Some progress on protecting biometric templates, evaluating methods
As biometric templates are more widely enrolled, stored and used, and the methods used to attack the privacy of people and the security of systems advance, ways to protect those templates are evolving, and were discussed in the recent Biometrics Workshop in Martigny, Switzerland.
The European Association for Biometrics organized the hybrid event in collaboration with the Center for Identification Technology Research (CITeR), and it was held at the Idiap Research Institute.
Evaluating biometric template protection
Dr. Marta Gomez-Barrero of Hochschule Ansbach kicked off the topic with a keynote on the ‘Evaluation of Template Protection Schemes.’
Gomez-Barrero noted the importance of template privacy protection for GDPR compliance, a topic recently explored in some depth by the EAB, and other countries are following suit.
The belief that biometric data cannot be extracted from templates, commonly-held ten or more years ago, has been exploded, Gomez-Barrero says. Hill-Climbing is presented as an example of inverse biometrics attacks. Similarly, cross-matching attacks can theoretically break biometric security with stolen templates.
For templates to preserve privacy, they should reveal no information about the subject, be irreversible, unlinkable and renewable. These characteristics are reflected in the ISO/IEC 24745 standard. Gomez-Barrero also explained the difference between the latter two.
From there, the presentation explored how biometric templates can be protected, and what kinds of cryptography can help.
The pseudonymous identifier framework set out in the ISO standard describes a two-stage conversion to protect templates.
Evaluations of template security schemes should, like academic research in general, start with public baseline systems, according to Gomez-Barrero, along with public databases, what the attacker knows, and the evaluation protocol.
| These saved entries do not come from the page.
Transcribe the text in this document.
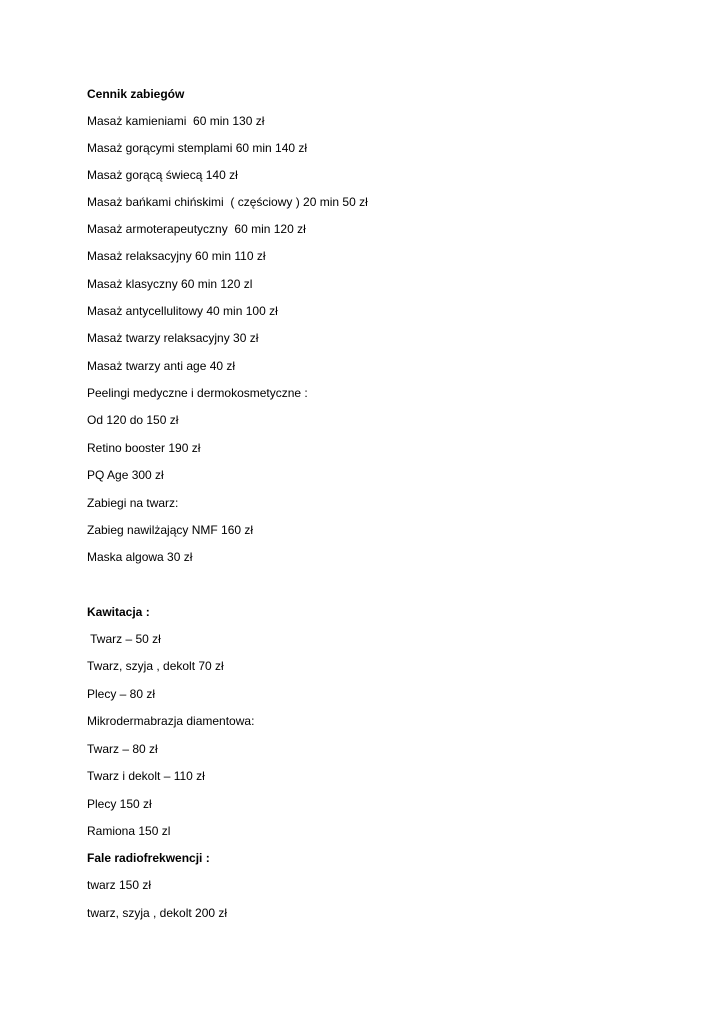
Cennik zabiegów
Masaż kamieniami  60 min 130 zł
Masaż gorącymi stemplami 60 min 140 zł
Masaż gorącą świecą 140 zł
Masaż bańkami chińskimi  ( częściowy ) 20 min 50 zł
Masaż armoterapeutyczny  60 min 120 zł
Masaż relaksacyjny 60 min 110 zł
Masaż klasyczny 60 min 120 zl
Masaż antycellulitowy 40 min 100 zł
Masaż twarzy relaksacyjny 30 zł
Masaż twarzy anti age 40 zł
Peelingi medyczne i dermokosmetyczne :
Od 120 do 150 zł
Retino booster 190 zł
PQ Age 300 zł
Zabiegi na twarz:
Zabieg nawilżający NMF 160 zł
Maska algowa 30 zł
Kawitacja :
Twarz – 50 zł
Twarz, szyja , dekolt 70 zł
Plecy – 80 zł
Mikrodermabrazja diamentowa:
Twarz – 80 zł
Twarz i dekolt – 110 zł
Plecy 150 zł
Ramiona 150 zl
Fale radiofrekwencji :
twarz 150 zł
twarz, szyja , dekolt 200 zł
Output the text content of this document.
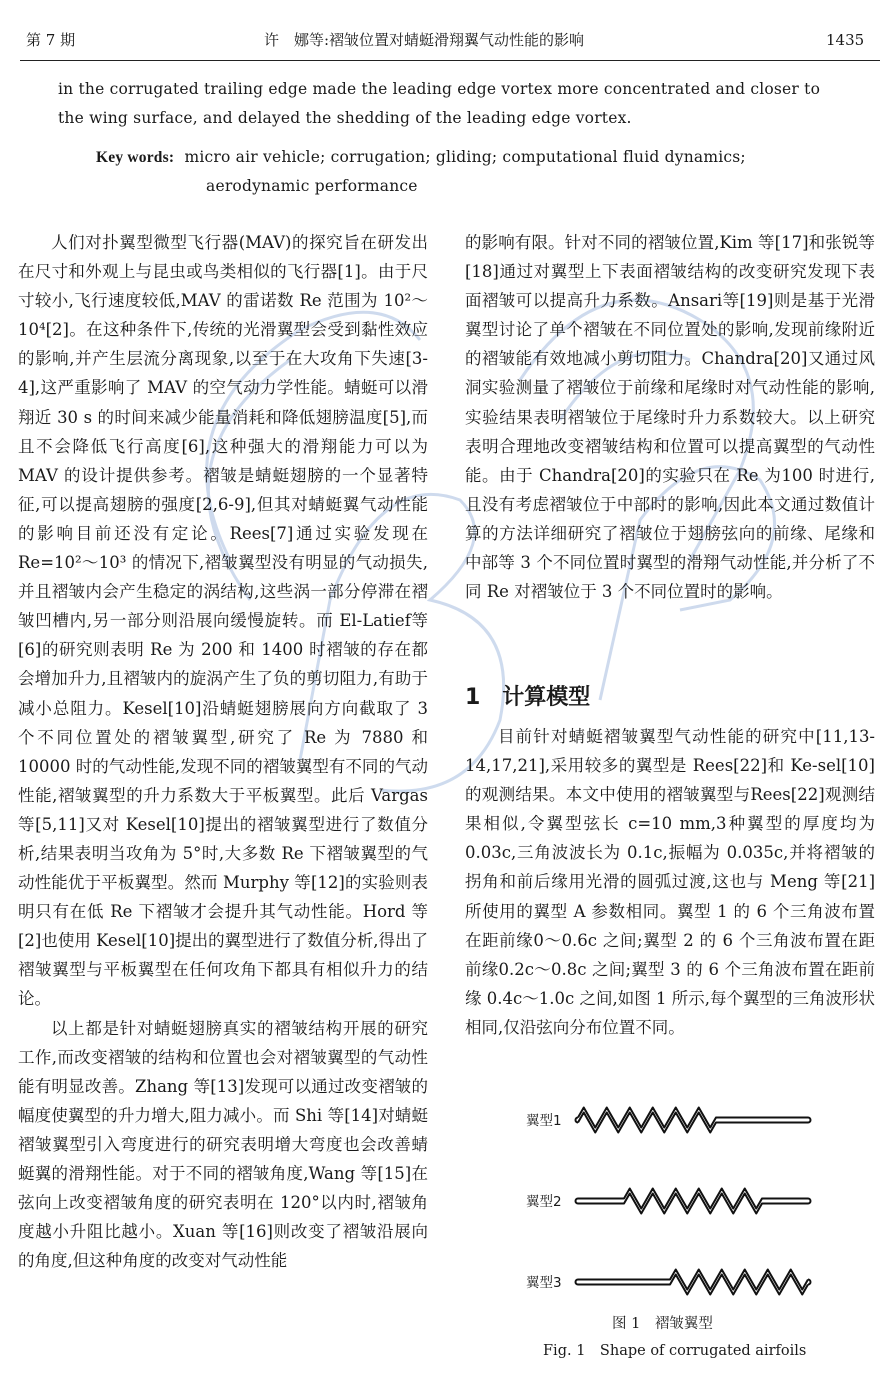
第 7 期	许　娜等:褶皱位置对蜻蜓滑翔翼气动性能的影响	1435
in the corrugated trailing edge made the leading edge vortex more concentrated and closer to
the wing surface, and delayed the shedding of the leading edge vortex.
Key words: micro air vehicle; corrugation; gliding; computational fluid dynamics;
aerodynamic performance

人们对扑翼型微型飞行器(MAV)的探究旨在研发出在尺寸和外观上与昆虫或鸟类相似的飞行器[1]。由于尺寸较小,飞行速度较低,MAV 的雷诺数 Re 范围为 10²～10⁴[2]。在这种条件下,传统的光滑翼型会受到黏性效应的影响,并产生层流分离现象,以至于在大攻角下失速[3-4],这严重影响了 MAV 的空气动力学性能。蜻蜓可以滑翔近 30 s 的时间来减少能量消耗和降低翅膀温度[5],而且不会降低飞行高度[6],这种强大的滑翔能力可以为 MAV 的设计提供参考。褶皱是蜻蜓翅膀的一个显著特征,可以提高翅膀的强度[2,6-9],但其对蜻蜓翼气动性能的影响目前还没有定论。Rees[7]通过实验发现在 Re=10²～10³ 的情况下,褶皱翼型没有明显的气动损失,并且褶皱内会产生稳定的涡结构,这些涡一部分停滞在褶皱凹槽内,另一部分则沿展向缓慢旋转。而 El-Latief等[6]的研究则表明 Re 为 200 和 1400 时褶皱的存在都会增加升力,且褶皱内的旋涡产生了负的剪切阻力,有助于减小总阻力。Kesel[10]沿蜻蜓翅膀展向方向截取了 3 个不同位置处的褶皱翼型,研究了 Re 为 7880 和 10000 时的气动性能,发现不同的褶皱翼型有不同的气动性能,褶皱翼型的升力系数大于平板翼型。此后 Vargas 等[5,11]又对 Kesel[10]提出的褶皱翼型进行了数值分析,结果表明当攻角为 5°时,大多数 Re 下褶皱翼型的气动性能优于平板翼型。然而 Murphy 等[12]的实验则表明只有在低 Re 下褶皱才会提升其气动性能。Hord 等[2]也使用 Kesel[10]提出的翼型进行了数值分析,得出了褶皱翼型与平板翼型在任何攻角下都具有相似升力的结论。

以上都是针对蜻蜓翅膀真实的褶皱结构开展的研究工作,而改变褶皱的结构和位置也会对褶皱翼型的气动性能有明显改善。Zhang 等[13]发现可以通过改变褶皱的幅度使翼型的升力增大,阻力减小。而 Shi 等[14]对蜻蜓褶皱翼型引入弯度进行的研究表明增大弯度也会改善蜻蜓翼的滑翔性能。对于不同的褶皱角度,Wang 等[15]在弦向上改变褶皱角度的研究表明在 120°以内时,褶皱角度越小升阻比越小。Xuan 等[16]则改变了褶皱沿展向的角度,但这种角度的改变对气动性能

的影响有限。针对不同的褶皱位置,Kim 等[17]和张锐等[18]通过对翼型上下表面褶皱结构的改变研究发现下表面褶皱可以提高升力系数。Ansari等[19]则是基于光滑翼型讨论了单个褶皱在不同位置处的影响,发现前缘附近的褶皱能有效地减小剪切阻力。Chandra[20]又通过风洞实验测量了褶皱位于前缘和尾缘时对气动性能的影响,实验结果表明褶皱位于尾缘时升力系数较大。以上研究表明合理地改变褶皱结构和位置可以提高翼型的气动性能。由于 Chandra[20]的实验只在 Re 为100 时进行,且没有考虑褶皱位于中部时的影响,因此本文通过数值计算的方法详细研究了褶皱位于翅膀弦向的前缘、尾缘和中部等 3 个不同位置时翼型的滑翔气动性能,并分析了不同 Re 对褶皱位于 3 个不同位置时的影响。

1　计算模型

目前针对蜻蜓褶皱翼型气动性能的研究中[11,13-14,17,21],采用较多的翼型是 Rees[22]和 Ke-sel[10]的观测结果。本文中使用的褶皱翼型与Rees[22]观测结果相似,令翼型弦长 c=10 mm,3种翼型的厚度均为 0.03c,三角波波长为 0.1c,振幅为 0.035c,并将褶皱的拐角和前后缘用光滑的圆弧过渡,这也与 Meng 等[21]所使用的翼型 A 参数相同。翼型 1 的 6 个三角波布置在距前缘0～0.6c 之间;翼型 2 的 6 个三角波布置在距前缘0.2c～0.8c 之间;翼型 3 的 6 个三角波布置在距前缘 0.4c～1.0c 之间,如图 1 所示,每个翼型的三角波形状相同,仅沿弦向分布位置不同。

翼型1
翼型2
翼型3
图 1　褶皱翼型
Fig. 1　Shape of corrugated airfoils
ISO requirements for accuracy, irreversibility, unlinkability, robustness to cross-matching attacks, and computational load increase. The latter, Gomez-Barrero says, is “especially important for approaches based, for instance, on homomorphic encryption.” Each analysis was explained in some detail, and several new concepts, such as “semi-linkable” biometrics introduced.
The importance of choosing “proper” keys is well known in cryptography, but must also be heeded in biometrics, Gomez-Barrero emphasized.
This part of the presentation catered to the large portion of the EAB, CITeR and Idiap audience comfortable with formulas for advanced metrics and the graphs that accompany them.
Innovations on offer
Ideas from the commercial developers, academia and research bodies to protect the privacy and security of biometric templates followed.
Tech5 Co-founder, Chairman and CTO Rahul Parthe presented the company’s printed cryptograph, Erik Guoqiang Li of Mobai spoke about homomorphic encryption, and Lennig Pedron of Trust Valley Switzerland initiative Tech4Trust introduced the public-private partnership’s development hubs. The Tech4Trust runs a 6-month acceleration program for technology projects to enhance trust, including with biometrics. Applications for the next cohort of startups are open now.
Christian Rathgeb of Hochschule Darmstadt discussed biometric cryptosystems, Johannes Ernst of University of St. Gallen presented the concept of “function-hiding inner-product functional encryption,” which allows the evaluation of the “inner-product of two encrypted or hidden vectors,” which can be used in biometric authentication. Hatef Otroshi of Idiap spoke about how deep facial templates can be inverted to reveal biometric data using face generation with StyleGAN, and Norman Poh of Trust Stamp gave a talk on the use of biometrically-bound credentials to perform transactions over the internet without exchanging biometric material.